Devorast turned his attention back to the silver piece.
“Really, Ivar,” Willem went on, “shall I leave you so you can sleep it off? You must be exhausted.”
“I’ll live,” Devorast said, his laugh fading away, “and I’ll do it.”
Willem nodded and immediately started to think of an excuse to leave.
“Have you met him?” Devorast asked.
Willem widened his eyes in hopes of a clarification, but when he realized they were sitting in the dark, and Devorast’s attention was on the coin, he said, “Met whom?”
“The ransar.”
“Osorkon?” Willem replied. “Yes, I have, more than once, at formal functions. State functions and such. I attended his Midsummer revel, in fact.”
“I’ve been looking at this silver piece,” Devorast said. “It must be new, because it’s minted with a picture of him.”
“I’ve seen them,” Willem said, all at once overwhelmed with curiosity. “It’s a reasonable likeness, if that’s what you’re wondering.”
It was hard to tell in the dark room, but Willem thought Devorast nodded.
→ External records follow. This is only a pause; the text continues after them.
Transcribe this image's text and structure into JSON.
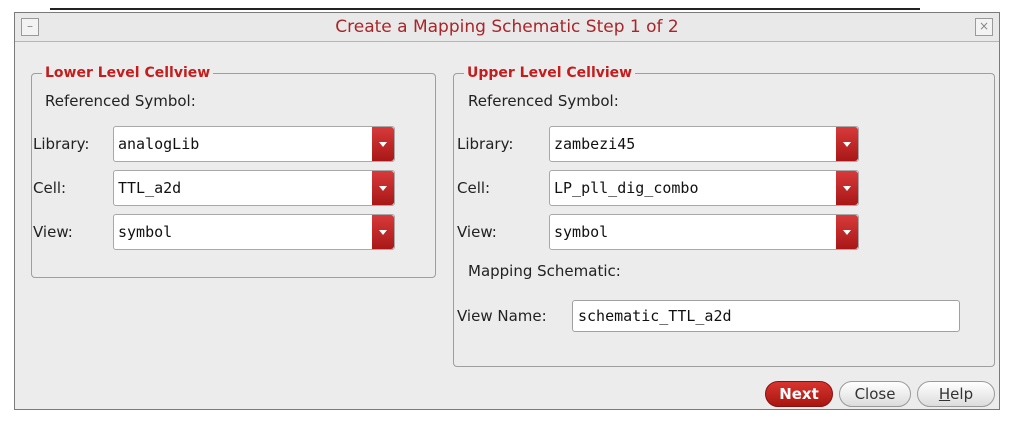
{
  "window": {
    "title": "Create a Mapping Schematic Step 1 of 2",
    "close_symbol": "×"
  },
  "lower": {
    "legend": "Lower Level Cellview",
    "ref_label": "Referenced Symbol:",
    "library_label": "Library:",
    "library_value": "analogLib",
    "cell_label": "Cell:",
    "cell_value": "TTL_a2d",
    "view_label": "View:",
    "view_value": "symbol"
  },
  "upper": {
    "legend": "Upper Level Cellview",
    "ref_label": "Referenced Symbol:",
    "library_label": "Library:",
    "library_value": "zambezi45",
    "cell_label": "Cell:",
    "cell_value": "LP_pll_dig_combo",
    "view_label": "View:",
    "view_value": "symbol",
    "mapping_label": "Mapping Schematic:",
    "viewname_label": "View Name:",
    "viewname_value": "schematic_TTL_a2d"
  },
  "buttons": {
    "next": "Next",
    "close": "Close",
    "help_first": "H",
    "help_rest": "elp"
  },
  "colors": {
    "title": "#a8262a",
    "legend": "#c41d1d",
    "accent": "#c0201a"
  },
  "icons": {
    "minimize": "minimize-icon",
    "close": "close-icon",
    "dropdown": "dropdown-arrow-icon"
  }
}
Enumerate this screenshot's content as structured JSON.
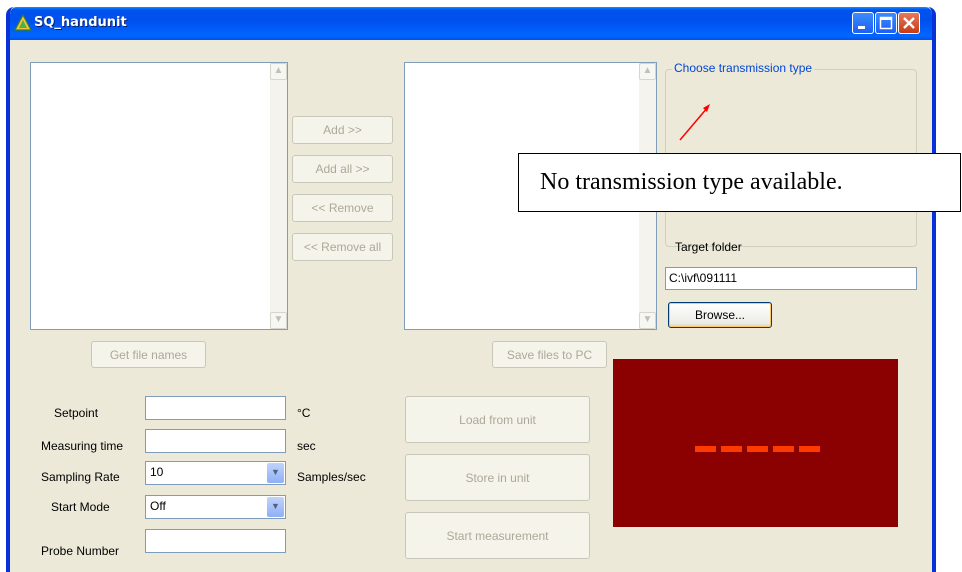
{
  "window": {
    "title": "SQ_handunit"
  },
  "file_transfer": {
    "add_label": "Add >>",
    "add_all_label": "Add all >>",
    "remove_label": "<< Remove",
    "remove_all_label": "<< Remove all",
    "get_file_names_label": "Get file names",
    "save_files_label": "Save files to PC"
  },
  "transmission": {
    "group_title": "Choose transmission type",
    "target_folder_label": "Target folder",
    "target_folder_value": "C:\\ivf\\091111",
    "browse_label": "Browse..."
  },
  "settings": {
    "setpoint_label": "Setpoint",
    "setpoint_value": "",
    "setpoint_unit": "°C",
    "measuring_time_label": "Measuring time",
    "measuring_time_value": "",
    "measuring_time_unit": "sec",
    "sampling_rate_label": "Sampling Rate",
    "sampling_rate_value": "10",
    "sampling_rate_unit": "Samples/sec",
    "start_mode_label": "Start Mode",
    "start_mode_value": "Off",
    "probe_number_label": "Probe Number",
    "probe_number_value": ""
  },
  "actions": {
    "load_label": "Load from unit",
    "store_label": "Store in unit",
    "start_label": "Start measurement"
  },
  "display": {
    "readout": "-----",
    "segment_color": "#ff3a00",
    "background": "#8b0000"
  },
  "annotation": {
    "callout_text": "No transmission type available."
  },
  "colors": {
    "title_bar": "#0054e3",
    "dialog_bg": "#ece9d8",
    "group_title": "#0046d5"
  }
}
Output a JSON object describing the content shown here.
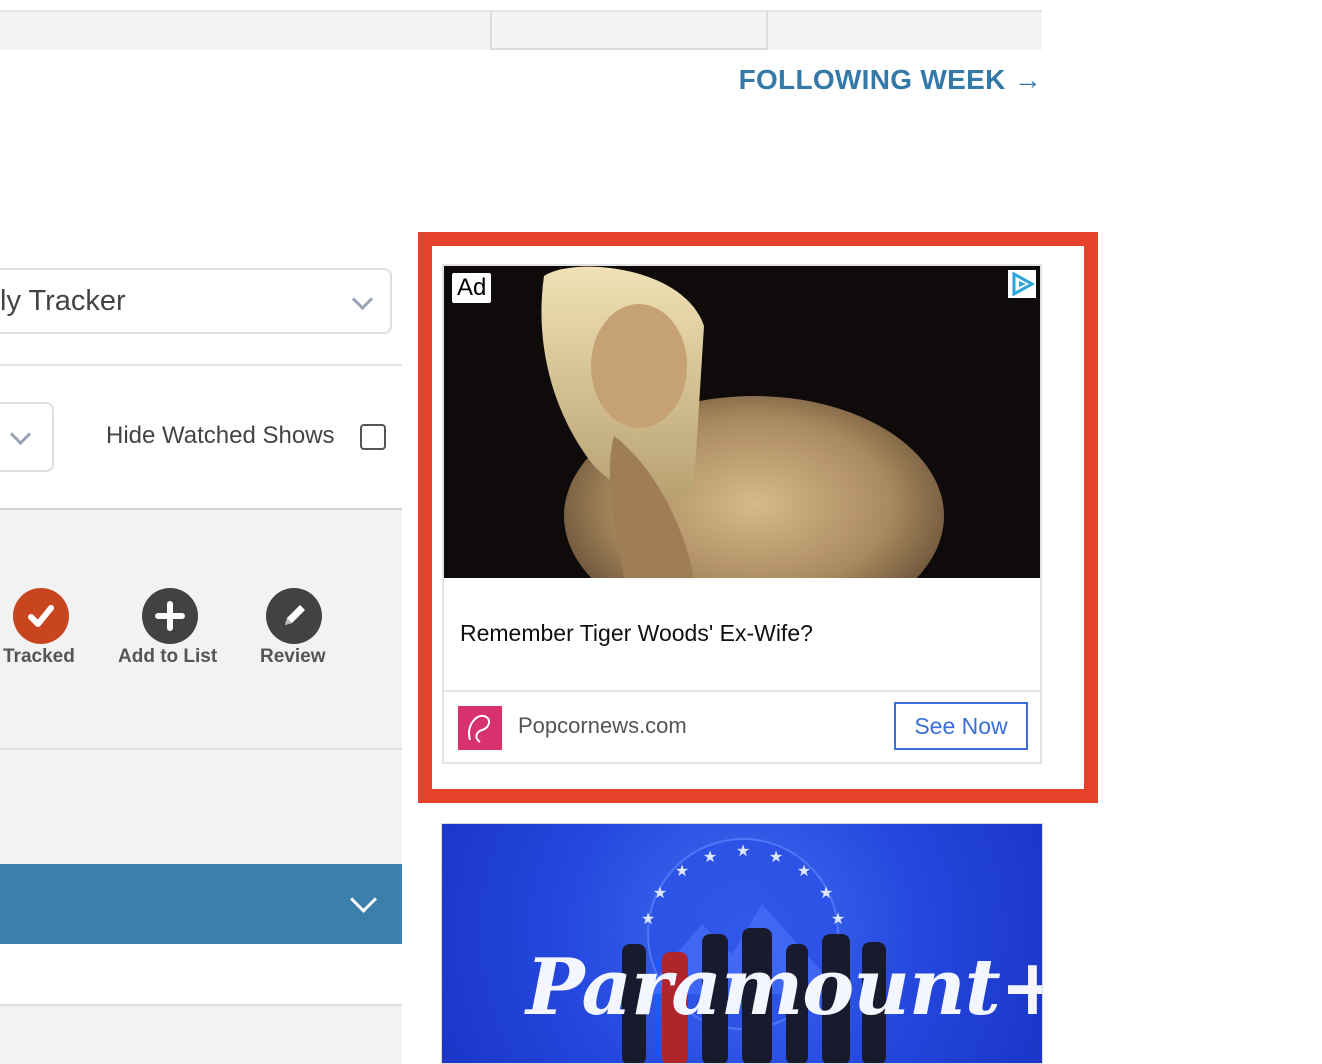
{
  "nav": {
    "following_week": "FOLLOWING WEEK →"
  },
  "filters": {
    "tracker_select_value": "ly Tracker",
    "hide_watched_label": "Hide Watched Shows",
    "hide_watched_checked": false
  },
  "actions": [
    {
      "label": "Tracked",
      "icon": "check-icon",
      "color": "#c8461f"
    },
    {
      "label": "Add to List",
      "icon": "plus-icon",
      "color": "#424242"
    },
    {
      "label": "Review",
      "icon": "pencil-icon",
      "color": "#424242"
    }
  ],
  "ad": {
    "badge": "Ad",
    "headline": "Remember Tiger Woods' Ex-Wife?",
    "source": "Popcornews.com",
    "cta": "See Now",
    "highlight_color": "#e8412b"
  },
  "banner": {
    "brand_text": "Paramount+"
  }
}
“I can front you a few gold, Ivar, if”
“That’s not it,” Devorast interrupted. “I was just wondering, honestly, about this man: the Ransar of Innarlith Here’s a man who, by his own strength of will, has his likeness stamped into every coin in the realm.”
“Azoun was no different,” Will said.
“No, he wasn’t. Still, I can’t make myself understand how a man can do that. How a man can crave and keep power over other men.”
“Please, Ivar,” said Willem, “I’ve never met a man, the ransar included, less inclined to that sort of hubris than you. If anything about our relative positions in Innarlith strikes me as strange at all it is that you’re not the ransar yet yourself.”